The ACO concert last night also featured ‘the girl with the golden flute’, Sharon Bezaly. Her playing was technically brilliant, but the two works in which she played solo did not grab me emotionally. I was also distracted by the constant flashing of her shiny, gold-plated flute and her mannerisms – her physical presence as the performer overwhelmed the music itself. It’s possible that I was distracted because the music didn’t speak to me. Richard Tognetti also has a commanding presence when he plays, but his physical calisthenics during his solo performance in the violin fantasy went almost unnoticed, as I felt myself swallowed up by the beautiful music.
There is something about a performance getting in its own way. It’s similar to music in films and documentaries often detracting from what we should be paying attention to, instead of it being all but an inaudible part of the whole because it supports the visuals and the dialogue or commentary. Overbearing music in film is akin to the glaze on a painting being so obvious that you can’t see the picture clearly.
There is also a parallel in writing. The language can be overly florid or the use of words too clever, so that the message gets lost. Really good writers can leave me breathless with a descriptive passage because I’m not immediately aware of the words used, until later. The words stimulate my mind and create powerful images or they evoke an emotional response, neither of which is an intellectual exercise. Using words that seem out of place or forced, detracts from the reading experience.
Some example may be useful.
Recently, at the end of the film Julie and Julia, I watched the credits. When the music credits rolled up, I was surprised: I didn’t remember hearing any of the pieces although I know most of them.
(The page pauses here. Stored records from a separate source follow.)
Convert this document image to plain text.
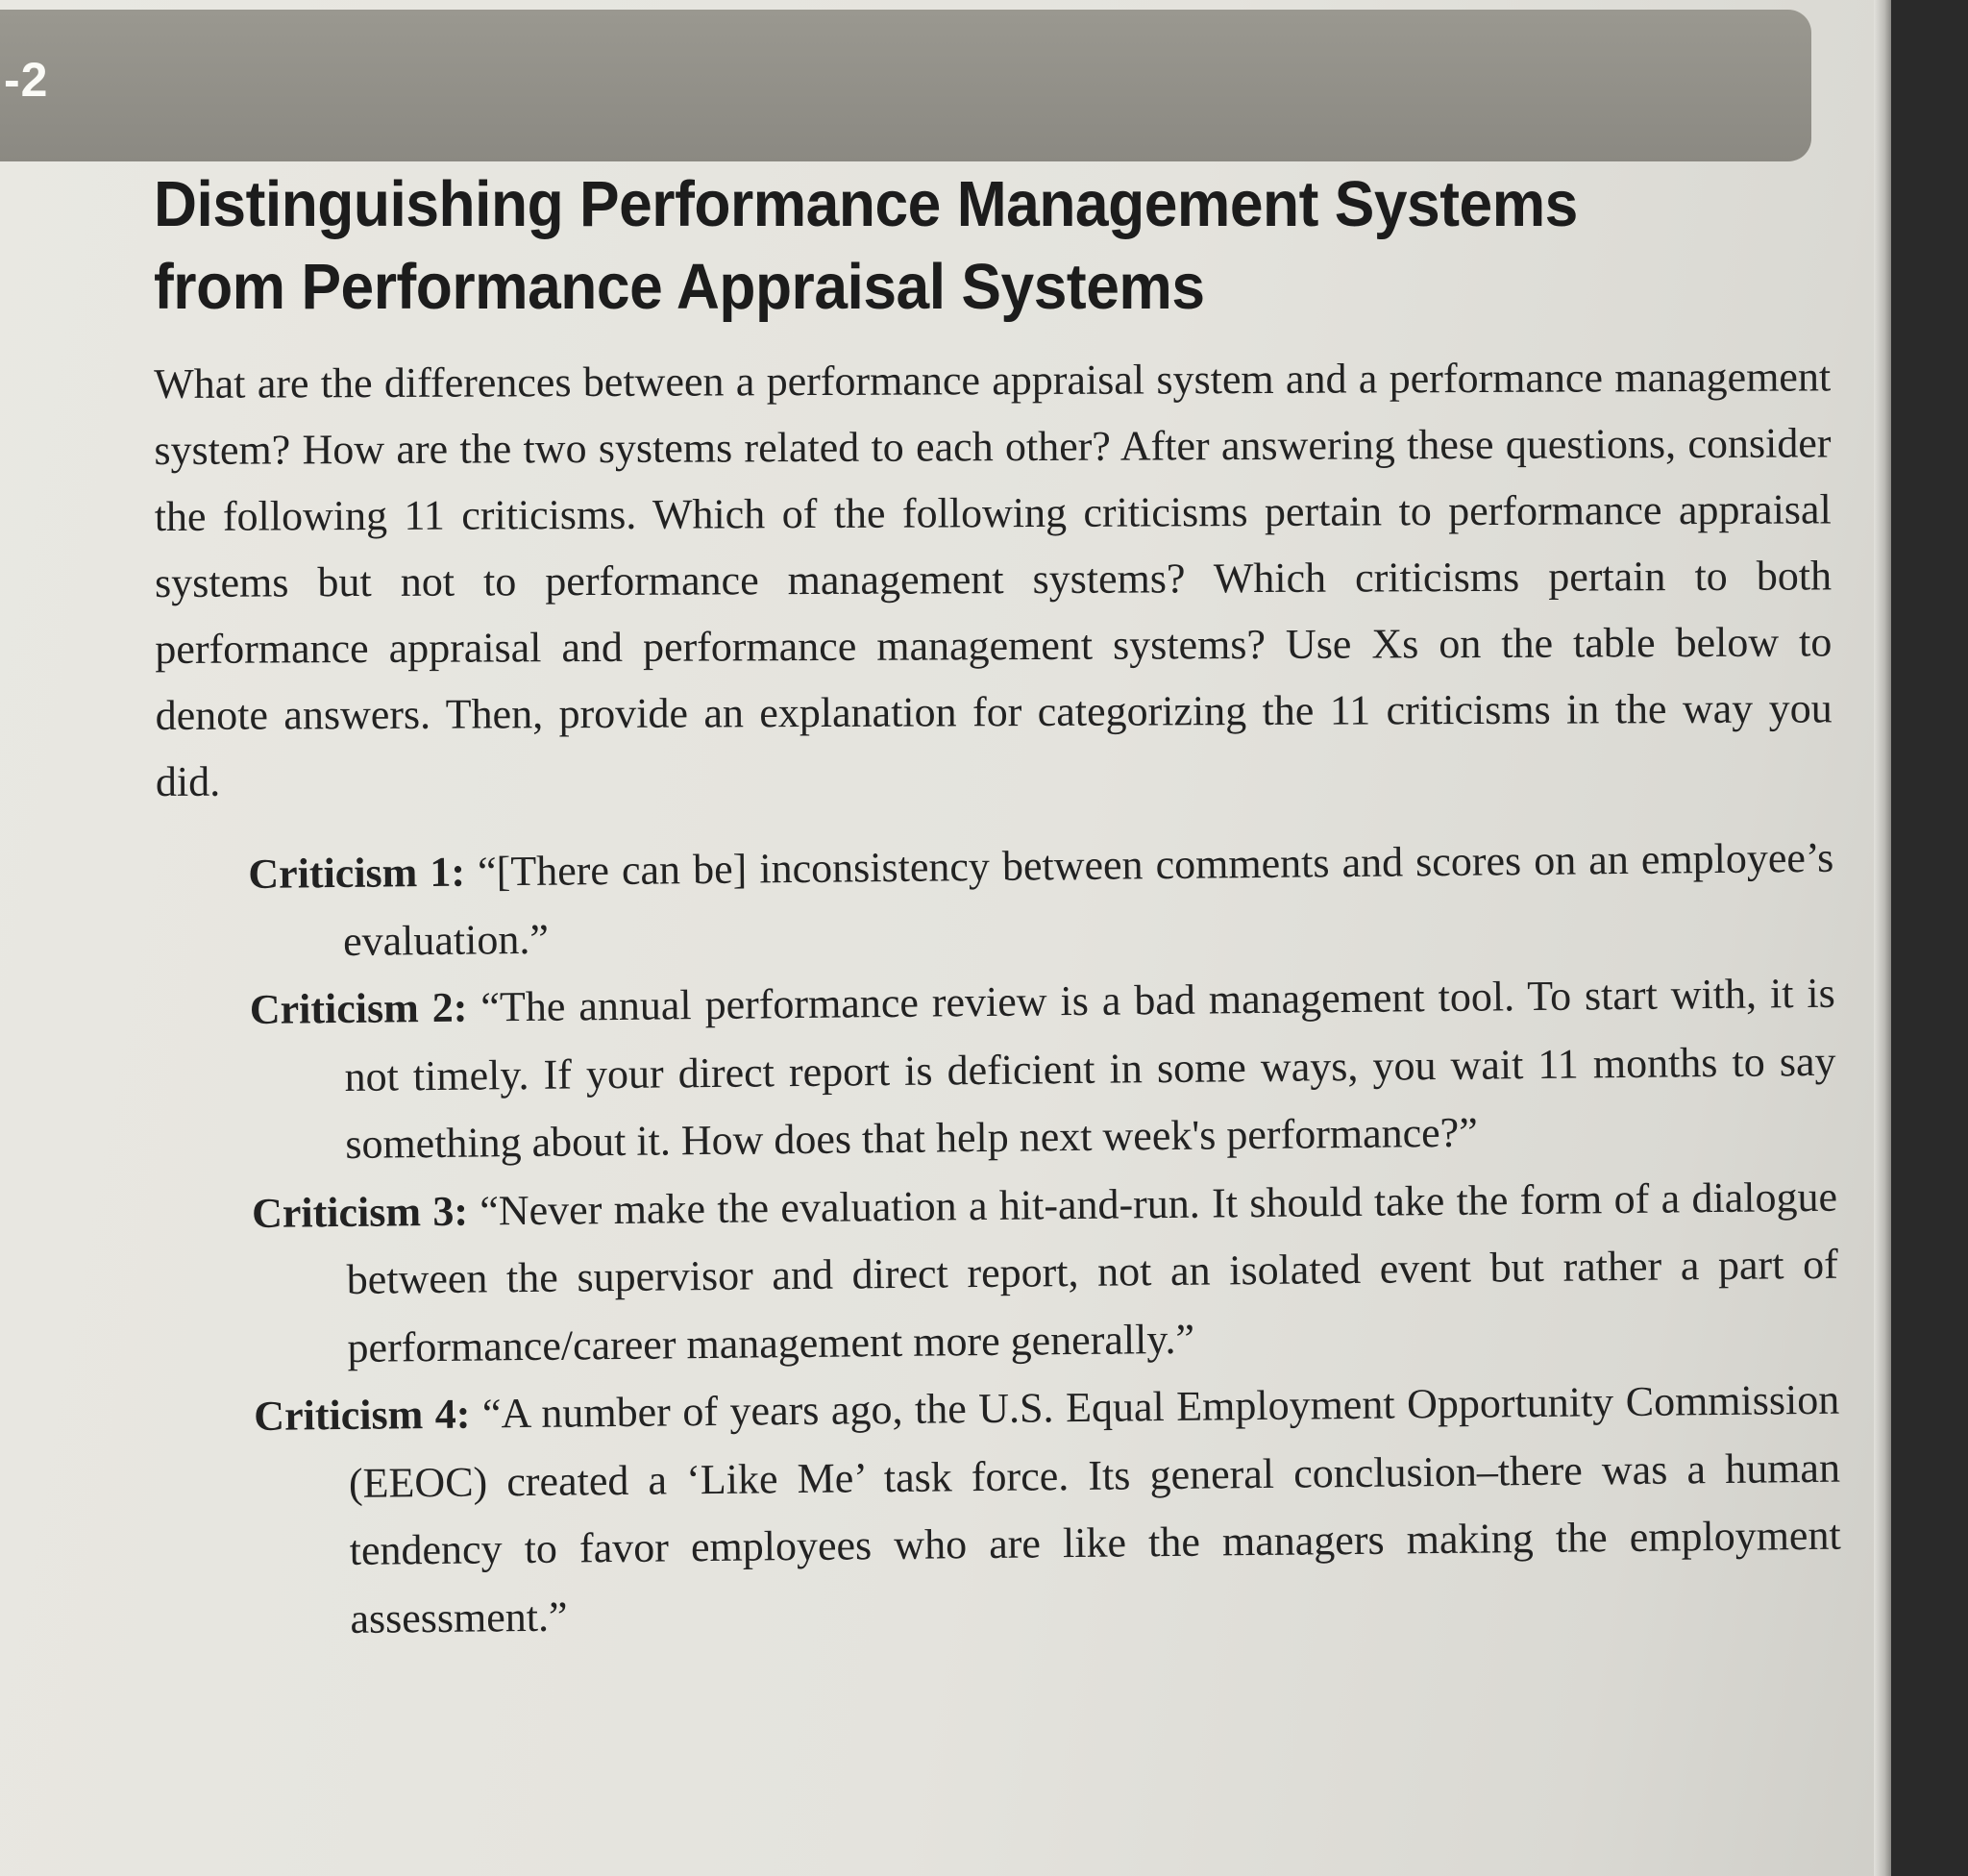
-2
Distinguishing Performance Management Systems from Performance Appraisal Systems

What are the differences between a performance appraisal system and a performance management system? How are the two systems related to each other? After answering these questions, consider the following 11 criticisms. Which of the following criticisms pertain to performance appraisal systems but not to performance management systems? Which criticisms pertain to both performance appraisal and performance management systems? Use Xs on the table below to denote answers. Then, provide an explanation for categorizing the 11 criticisms in the way you did.

Criticism 1: “[There can be] inconsistency between comments and scores on an employee’s evaluation.”

Criticism 2: “The annual performance review is a bad management tool. To start with, it is not timely. If your direct report is deficient in some ways, you wait 11 months to say something about it. How does that help next week's performance?”

Criticism 3: “Never make the evaluation a hit-and-run. It should take the form of a dialogue between the supervisor and direct report, not an isolated event but rather a part of performance/career management more generally.”

Criticism 4: “A number of years ago, the U.S. Equal Employment Opportunity Commission (EEOC) created a ‘Like Me’ task force. Its general conclusion–there was a human tendency to favor employees who are like the managers making the employment assessment.”
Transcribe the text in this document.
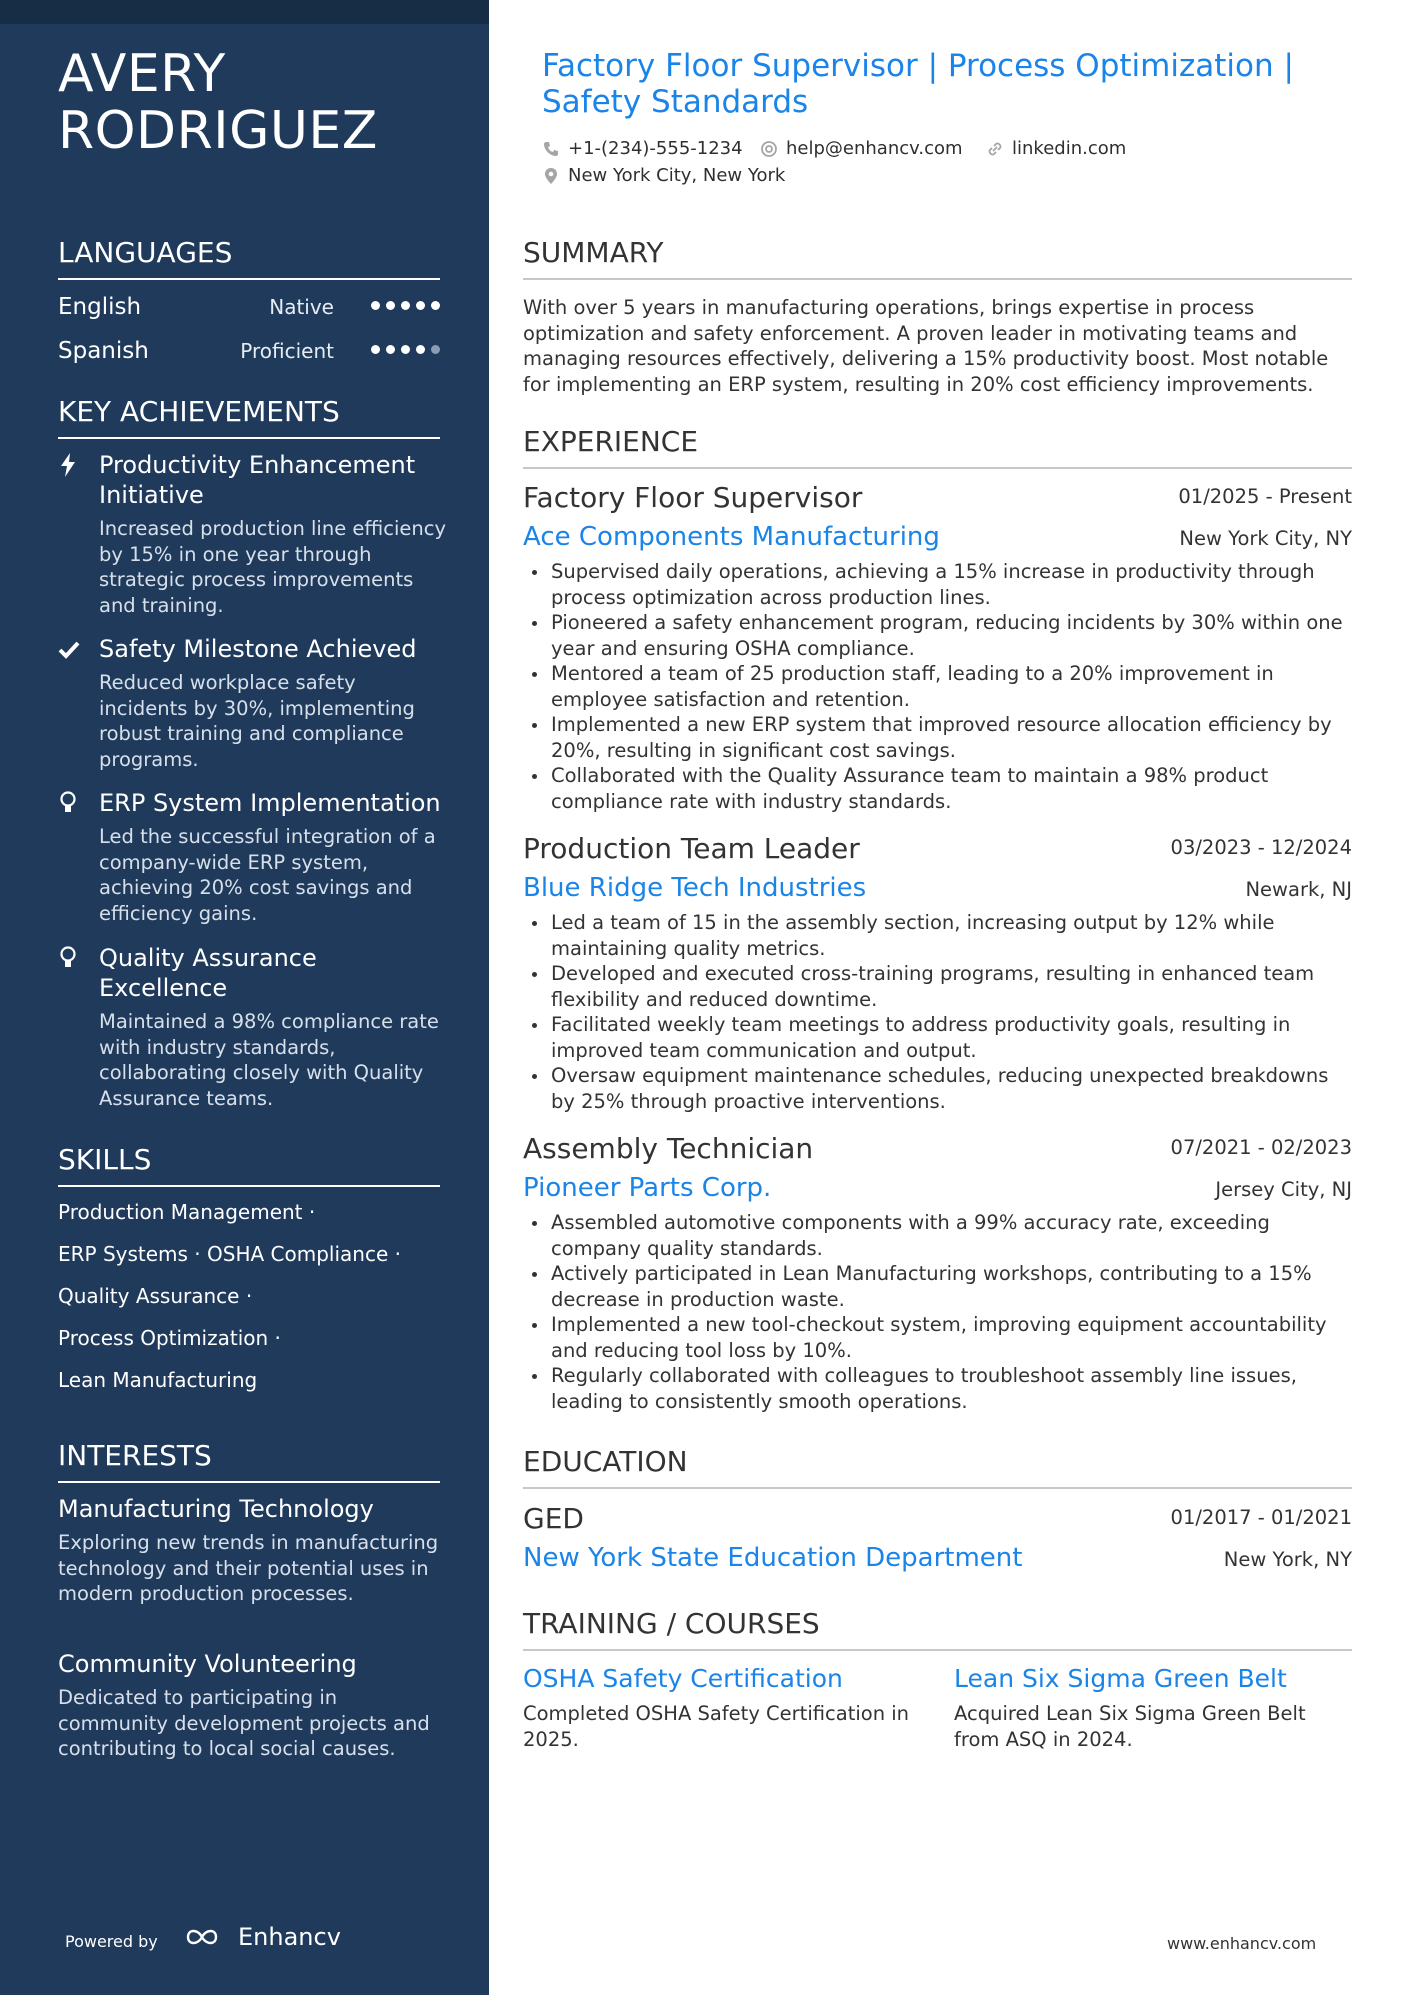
AVERY
RODRIGUEZ
LANGUAGES
English	Native
Spanish	Proficient
KEY ACHIEVEMENTS
Productivity Enhancement Initiative
Increased production line efficiency by 15% in one year through strategic process improvements and training.
Safety Milestone Achieved
Reduced workplace safety incidents by 30%, implementing robust training and compliance programs.
ERP System Implementation
Led the successful integration of a company-wide ERP system, achieving 20% cost savings and efficiency gains.
Quality Assurance Excellence
Maintained a 98% compliance rate with industry standards, collaborating closely with Quality Assurance teams.
SKILLS
Production Management ·
ERP Systems · OSHA Compliance ·
Quality Assurance ·
Process Optimization ·
Lean Manufacturing
INTERESTS
Manufacturing Technology
Exploring new trends in manufacturing technology and their potential uses in modern production processes.
Community Volunteering
Dedicated to participating in community development projects and contributing to local social causes.
Powered by	Enhancv
Factory Floor Supervisor | Process Optimization | Safety Standards
+1-(234)-555-1234 help@enhancv.com	linkedin.com
New York City, New York
SUMMARY
With over 5 years in manufacturing operations, brings expertise in process optimization and safety enforcement. A proven leader in motivating teams and managing resources effectively, delivering a 15% productivity boost. Most notable for implementing an ERP system, resulting in 20% cost efficiency improvements.
EXPERIENCE
Factory Floor Supervisor	01/2025 - Present
Ace Components Manufacturing	New York City, NY
Supervised daily operations, achieving a 15% increase in productivity through process optimization across production lines.
Pioneered a safety enhancement program, reducing incidents by 30% within one year and ensuring OSHA compliance.
Mentored a team of 25 production staff, leading to a 20% improvement in employee satisfaction and retention.
Implemented a new ERP system that improved resource allocation efficiency by 20%, resulting in significant cost savings.
Collaborated with the Quality Assurance team to maintain a 98% product compliance rate with industry standards.
Production Team Leader	03/2023 - 12/2024
Blue Ridge Tech Industries	Newark, NJ
Led a team of 15 in the assembly section, increasing output by 12% while maintaining quality metrics.
Developed and executed cross-training programs, resulting in enhanced team flexibility and reduced downtime.
Facilitated weekly team meetings to address productivity goals, resulting in improved team communication and output.
Oversaw equipment maintenance schedules, reducing unexpected breakdowns by 25% through proactive interventions.
Assembly Technician	07/2021 - 02/2023
Pioneer Parts Corp.	Jersey City, NJ
Assembled automotive components with a 99% accuracy rate, exceeding company quality standards.
Actively participated in Lean Manufacturing workshops, contributing to a 15% decrease in production waste.
Implemented a new tool-checkout system, improving equipment accountability and reducing tool loss by 10%.
Regularly collaborated with colleagues to troubleshoot assembly line issues, leading to consistently smooth operations.
EDUCATION
GED	01/2017 - 01/2021
New York State Education Department	New York, NY
TRAINING / COURSES
OSHA Safety Certification
Completed OSHA Safety Certification in 2025.
Lean Six Sigma Green Belt
Acquired Lean Six Sigma Green Belt from ASQ in 2024.
www.enhancv.com
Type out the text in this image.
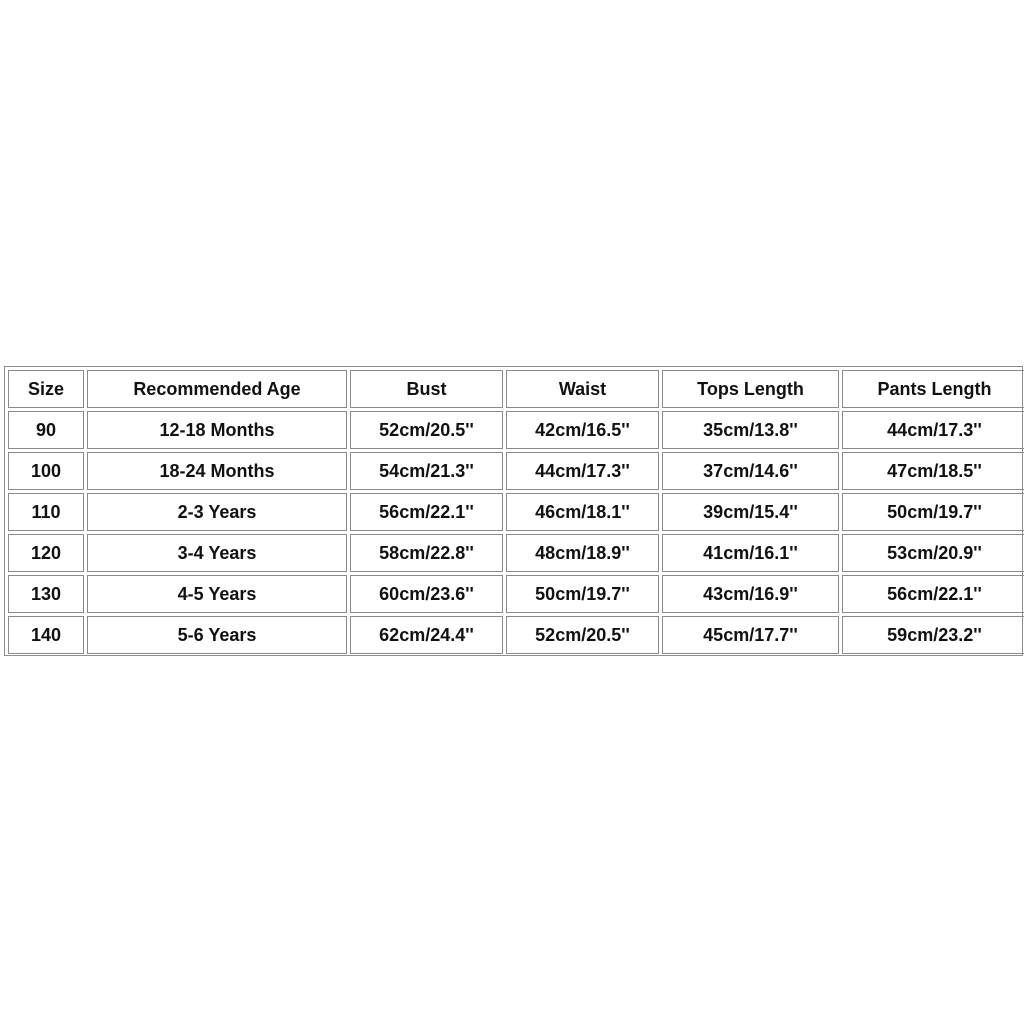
Size	Recommended Age	Bust	Waist	Tops Length	Pants Length
90	12-18 Months	52cm/20.5''	42cm/16.5''	35cm/13.8''	44cm/17.3''
100	18-24 Months	54cm/21.3''	44cm/17.3''	37cm/14.6''	47cm/18.5''
110	2-3 Years	56cm/22.1''	46cm/18.1''	39cm/15.4''	50cm/19.7''
120	3-4 Years	58cm/22.8''	48cm/18.9''	41cm/16.1''	53cm/20.9''
130	4-5 Years	60cm/23.6''	50cm/19.7''	43cm/16.9''	56cm/22.1''
140	5-6 Years	62cm/24.4''	52cm/20.5''	45cm/17.7''	59cm/23.2''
I’m sure the music played a part in my enjoyment of the film, the more so because it stayed out of the way.
In his contribution to the Reader (Emerging Writers’ Festival, 2009), ‘Lonán Greenish Goes Forth’, Kirk Marshall writes:
He was brusquing down flowered lanes with his eyes clenched against the thorns of the sun’s gorse, warding off the cutthroat glare …
On the other hand, this beautiful snippet from Bruce Pascoe’s Bloke (Viking, 2009):
… a lazy estuary where jade water whispered across sandbanks rippled like the roof of a baby’s mouth …
I guess that often, when I write, I look for ways of expressing something in a way that no-one else had done it; I’m trying to create a world first.